Simply amazing work by Shawn King on a PPI 2300am.........

Was excited to pick this amp up first of the year and even more excited once Shawn got it and started working on it! Pics really do not do the work justice!


----------



## soccerguru607 (Nov 4, 2009)

You should also show some pictures of the Earthquake PA4300 here....


----------



## DBlevel (Oct 6, 2006)

soccerguru607 said:


> You should also show some pictures of the Earthquake PA4300 here....


Your right Jimmy..........

A pair of Shawnk's best for myself......... Among many!


----------



## danno14 (Sep 1, 2009)

I love to see pride of workmanship evidenced in a finished product!

Kudos to Shawn and congrats to you


----------



## deeppinkdiver (Feb 4, 2011)

Holy sh*t Russ, these look amazing... Dang, I wasnt thinking when I looked at that list you sent of it being THAT Earthquake..


----------



## DBlevel (Oct 6, 2006)

Thanks Steve and Dan! A couple of the great OS amps Shawn has done among many of the others sitting here........and more to come.


----------



## Old Skewl (May 30, 2011)

Beautiful!! That earthquake makes the 2300am look small. Lol! 

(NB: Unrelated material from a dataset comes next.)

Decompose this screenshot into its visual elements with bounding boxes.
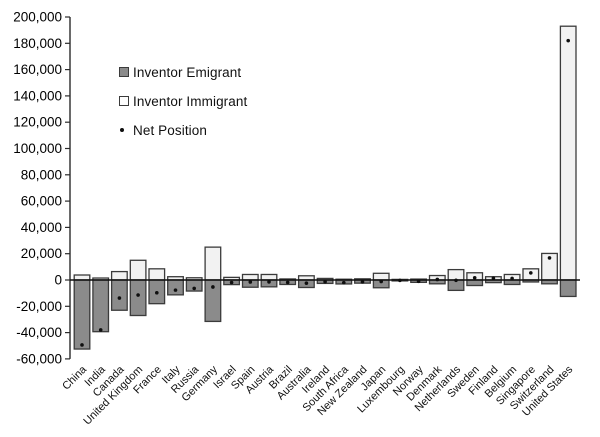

I sure miss my PPI m/am series amps. They sound very nice. ShawnK does do some nice meticulous work.


----------



## knever3 (Mar 9, 2009)

Wow!!! I would like to see some more close-up shots and a description of what was done. Fantastic work Shawn.


----------



## Darth SQ (Sep 17, 2010)

DBlevel said:


> Simply amazing work by Shawn King on a PPI 2300am.........
> 
> Was excited to pick this amp up first of the year and even more excited once Shawn got it and started working on it! Pics really do not do the work justice!


Beautiful work!
That board never looked that good from the factory. 


Bret
PPI-ART COLLECTOR


----------



## grinkeeper (Jun 26, 2015)

Can someone please post some links or contact info for Shawn King.I have a 2300am in great shape but has some smoked power supply fets.. The art work still looks amazing and its a nice pieces of car audio history.


----------



## soccerguru607 (Nov 4, 2009)

grinkeeper said:


> Can someone please post some links or contact info for Shawn King.I have a 2300am in great shape but has some smoked power supply fets.. The art work still looks amazing and its a nice pieces of car audio history.


I sent a text to Shawn for you


----------



## grinkeeper (Jun 26, 2015)

I was hoping to get some info on what parts you used for this rebuild.

I was wondering what you used for power supply and output stage fets?
Did you change out the Op-amps?

Any other other tips on modifications you performed would be very much appreciated.


----------



## GEM592 (Jun 19, 2015)

Very nice, I"m running a 2200 AM on mids and it sounds great but the paint isn't as nice and it isn't finished quite as well. Some of the best.


----------